April 15, 2011, at Art for Change Gallery, the group exhibit, Faces of the Economy opened. It is a great collective of social art commenting on the recession, unemployment, budget cuts, foreclosures, Wall Street. Many more Americans are affected by the recession than the media reports. I'm sure anyone reading this knows someone who has been laid off, is underemployed, behind on rent, on public assistance or considering it...


I marked April 15th on the calendar, and not for tax purposes.




Ijeoma D. Iheanacho explains her photo series, "Faces of the Great Recession"



First, let me tell you how I found out about the show. Fellow Nigerian artist, Ijeoma D. Iheanacho is one of the artists featured in the show. I received the email she sent out to her mailing list with the press release attached. Iheanacho's photo series, "Faces of the Great Recession" highlighted the people who are aiding the unemployed through ESL classes and job training for immigrants, job training and placement for non-immigrants and those representing the unemployed who are in legal battles with employers who don't want to pay unemployment insurance.


Faces of the Economy runs until July 9, 2011. The gallery is open by appointment. It's an exhibit worth checking out.


There were a few artists' works that really struck me.


"Endless Broom" by Mexican-Serbian artist, Michael Pribich, honors the individuals who function "below eye level" and "close to the street". These blue collar workers tend to go unnoticed. The plumbers, janitors, cooks. Looking at the piece also brought to mind the white collar workers now in blue collar jobs. They've been left with no other options--some work is better than no work. Yet pride still prevents some jobless or underemployed from accepting work wherever they can get it. McDonald's plans to hire 50,000 workers on April 19th. Is the stigma of working for McDonald's (or any fast-food chain) still too much for some to overcome? Can holding out for a job or career you really desire a smart move?


Michael D'Antuono of Obama-as-Christ ,"The Truth" infamy, was also a part Faces of the Economy. He had two paintings in the show, "American Pie" and "Down & Outsourced" -- Americans are losing their jobs to outsourcing bringing them to the level of the war veteran, down and out and in need of help.


"Down & Outsourced" by Michael D'Antuono and "Loving & Living" by Juana Valdes



"Loving & Living" by Juana Valdes is a photo series of mattresses on city streets representing the rising housing costs and development of luxury homes instead of affordable housing.

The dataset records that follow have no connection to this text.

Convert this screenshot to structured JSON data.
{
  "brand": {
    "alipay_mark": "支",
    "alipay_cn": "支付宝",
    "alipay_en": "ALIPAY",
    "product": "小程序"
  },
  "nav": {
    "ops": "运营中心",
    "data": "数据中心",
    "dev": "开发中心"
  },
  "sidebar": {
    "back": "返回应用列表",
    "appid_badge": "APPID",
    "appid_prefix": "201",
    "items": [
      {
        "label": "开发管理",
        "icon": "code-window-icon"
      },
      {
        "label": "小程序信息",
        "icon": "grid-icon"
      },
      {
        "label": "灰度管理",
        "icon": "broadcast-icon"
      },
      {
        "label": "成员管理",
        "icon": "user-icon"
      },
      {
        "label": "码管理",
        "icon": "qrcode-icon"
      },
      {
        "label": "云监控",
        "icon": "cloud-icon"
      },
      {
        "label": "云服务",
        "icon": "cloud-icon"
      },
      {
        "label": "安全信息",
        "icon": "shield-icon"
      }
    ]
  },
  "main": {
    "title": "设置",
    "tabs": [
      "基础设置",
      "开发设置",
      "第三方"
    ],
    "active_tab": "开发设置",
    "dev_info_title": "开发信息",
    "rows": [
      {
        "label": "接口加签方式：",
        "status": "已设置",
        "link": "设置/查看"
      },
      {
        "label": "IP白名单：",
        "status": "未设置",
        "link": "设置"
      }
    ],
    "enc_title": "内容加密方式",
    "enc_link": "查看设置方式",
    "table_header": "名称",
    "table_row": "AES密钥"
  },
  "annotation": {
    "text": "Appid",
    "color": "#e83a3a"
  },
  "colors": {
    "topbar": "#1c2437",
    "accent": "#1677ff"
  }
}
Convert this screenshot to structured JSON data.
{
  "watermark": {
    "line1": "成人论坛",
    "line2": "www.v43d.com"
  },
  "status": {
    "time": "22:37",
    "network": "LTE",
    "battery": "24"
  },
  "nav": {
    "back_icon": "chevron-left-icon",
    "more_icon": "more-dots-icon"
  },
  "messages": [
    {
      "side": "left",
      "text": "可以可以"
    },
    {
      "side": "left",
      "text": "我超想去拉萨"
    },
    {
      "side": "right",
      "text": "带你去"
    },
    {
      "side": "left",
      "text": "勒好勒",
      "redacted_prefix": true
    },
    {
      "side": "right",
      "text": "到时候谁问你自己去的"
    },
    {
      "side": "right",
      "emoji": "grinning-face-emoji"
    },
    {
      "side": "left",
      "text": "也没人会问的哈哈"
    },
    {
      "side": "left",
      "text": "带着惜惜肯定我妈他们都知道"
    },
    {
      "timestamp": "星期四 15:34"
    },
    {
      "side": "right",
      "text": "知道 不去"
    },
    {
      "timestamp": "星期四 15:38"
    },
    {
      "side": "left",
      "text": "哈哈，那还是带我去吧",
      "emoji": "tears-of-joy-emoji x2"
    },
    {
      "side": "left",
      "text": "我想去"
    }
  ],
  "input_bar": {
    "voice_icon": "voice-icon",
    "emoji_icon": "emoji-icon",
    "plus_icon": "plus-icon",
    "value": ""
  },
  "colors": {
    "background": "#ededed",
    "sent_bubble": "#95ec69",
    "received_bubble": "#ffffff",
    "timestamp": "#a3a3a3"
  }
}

Can I relate to that! Even while I was working full time had problems making rent. Things only got worse when I got laid off. I also appreciated the way the photos were displayed -- like a yellow brick road along the wall and ceiling of the gallery. Only this yellow brick leads to moving back home with parents, crashing on someone's couch, a shelter, squatting or the streets.



Danielle Poletto's "Faces of 59"



Danielle Poletto's "Faces of 59" is a series of 59 photos featuring abandoned and rundown business along Route 59 between Nyack and Tallman in Rockland County, NY. The images were all too familiar--"For Sale", "Lost Our Lease", "For Rent" signs are commonplace in the windows of stores that were once thriving. Many Mom-and-Pop stores have been hit hard by the recession. Entire malls have closed their doors. Unemployment leads to a decrease in spending. No consumers means no business. I haven't been a true consumer for a long time. I purchase the bare minimum at the same establishments--grocery store and discount or 99 cent stores.


Now What?


The installation by Kathleena Howie-Garcia was simply a mirror with the words, "Now What?" across the top. Howie-Garcia posed the questions: What happens if we lose our jobs? What do we have to face when money is not enough? How do we face the ones we love, including ourselves?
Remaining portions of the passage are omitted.